Awake tracheostomies require an anesthetic technique that will provide adequate procedural sedation without respiratory depression, especially maintaining airway patency and respiratory drive. Although most of known anesthetics such as opioids, benzodiazepines, inhalational agents cause respiratory suppression in dose-dependent fashion, only dexmedetomidine’s respiratory effect is least in airway collapse respiratory drive and not dose-dependent [3]. Therefore, we chose to attempt achieve these goals with dexmedetomidine alone. Due to the patient’s acute agitation episode, we were forced to add sevoflurane to our anesthetic but still were able to maintain spontaneous ventilation and adequate sedation.
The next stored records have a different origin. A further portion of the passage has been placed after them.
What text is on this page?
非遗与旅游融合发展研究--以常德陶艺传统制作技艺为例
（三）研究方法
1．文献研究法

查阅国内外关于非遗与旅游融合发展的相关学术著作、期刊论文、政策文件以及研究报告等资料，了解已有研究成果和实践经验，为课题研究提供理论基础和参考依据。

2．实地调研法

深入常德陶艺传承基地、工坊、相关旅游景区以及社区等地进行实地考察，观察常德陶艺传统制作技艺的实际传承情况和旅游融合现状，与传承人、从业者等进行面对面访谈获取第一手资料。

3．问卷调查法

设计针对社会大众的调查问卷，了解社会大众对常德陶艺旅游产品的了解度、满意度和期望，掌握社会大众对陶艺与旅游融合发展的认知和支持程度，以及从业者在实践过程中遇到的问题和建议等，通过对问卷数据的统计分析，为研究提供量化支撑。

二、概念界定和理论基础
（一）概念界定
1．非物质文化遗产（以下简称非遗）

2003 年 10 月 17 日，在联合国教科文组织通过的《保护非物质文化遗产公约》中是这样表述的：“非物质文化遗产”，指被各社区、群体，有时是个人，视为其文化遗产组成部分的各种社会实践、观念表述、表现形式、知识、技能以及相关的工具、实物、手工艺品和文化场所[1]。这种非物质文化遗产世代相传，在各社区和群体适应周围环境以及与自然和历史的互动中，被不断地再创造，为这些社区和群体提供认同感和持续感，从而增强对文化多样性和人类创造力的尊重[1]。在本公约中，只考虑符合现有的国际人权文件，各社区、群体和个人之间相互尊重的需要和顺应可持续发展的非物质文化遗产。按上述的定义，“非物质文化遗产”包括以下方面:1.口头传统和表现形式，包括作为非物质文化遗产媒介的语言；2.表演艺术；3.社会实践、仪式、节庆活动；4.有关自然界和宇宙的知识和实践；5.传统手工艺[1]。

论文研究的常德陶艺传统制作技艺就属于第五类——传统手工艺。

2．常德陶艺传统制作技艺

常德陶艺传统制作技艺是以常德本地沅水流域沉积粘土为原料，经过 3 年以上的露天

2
It is of utmost importance to achieve a deep plane of anesthesia before beginning the procedure. The strategies mentioned in previous case reports of topical lidocaine and IV benzodiazepines may have been useful in our case but use of benzodiazepines should be considered with special precaution. Intravenous propofol bolus was used in our case for quick solution for violent agitation but resulted in temporal airway collapse and hypoxia. We could have used alternative such as intravenous ketamine instead. There are different anesthetic techniques that may be used to successfully provide anesthesia for pediatric awake or sleep tracheostomies. More case reports are necessary to create a more standardized approach. Ultimately, these cases require multidisciplinary planning and collaboration for a successful outcome.
Conclusion
Dexmedetomidine based sedation/anesthesia can be an appropriate alternative to awake for children undergoing tracheostomy without supraglottic endotracheal tube for critical upper airway obstruction.
Ethics Declarations
Ethics approval and consent to participate, per institutional IRB policy, this case was exempted from IRB approval. The study was performed in accordance with the Declaration of Helsinki.
Consent for Publication
Written informed consent for publication was obtained from the patient’s legal guardian.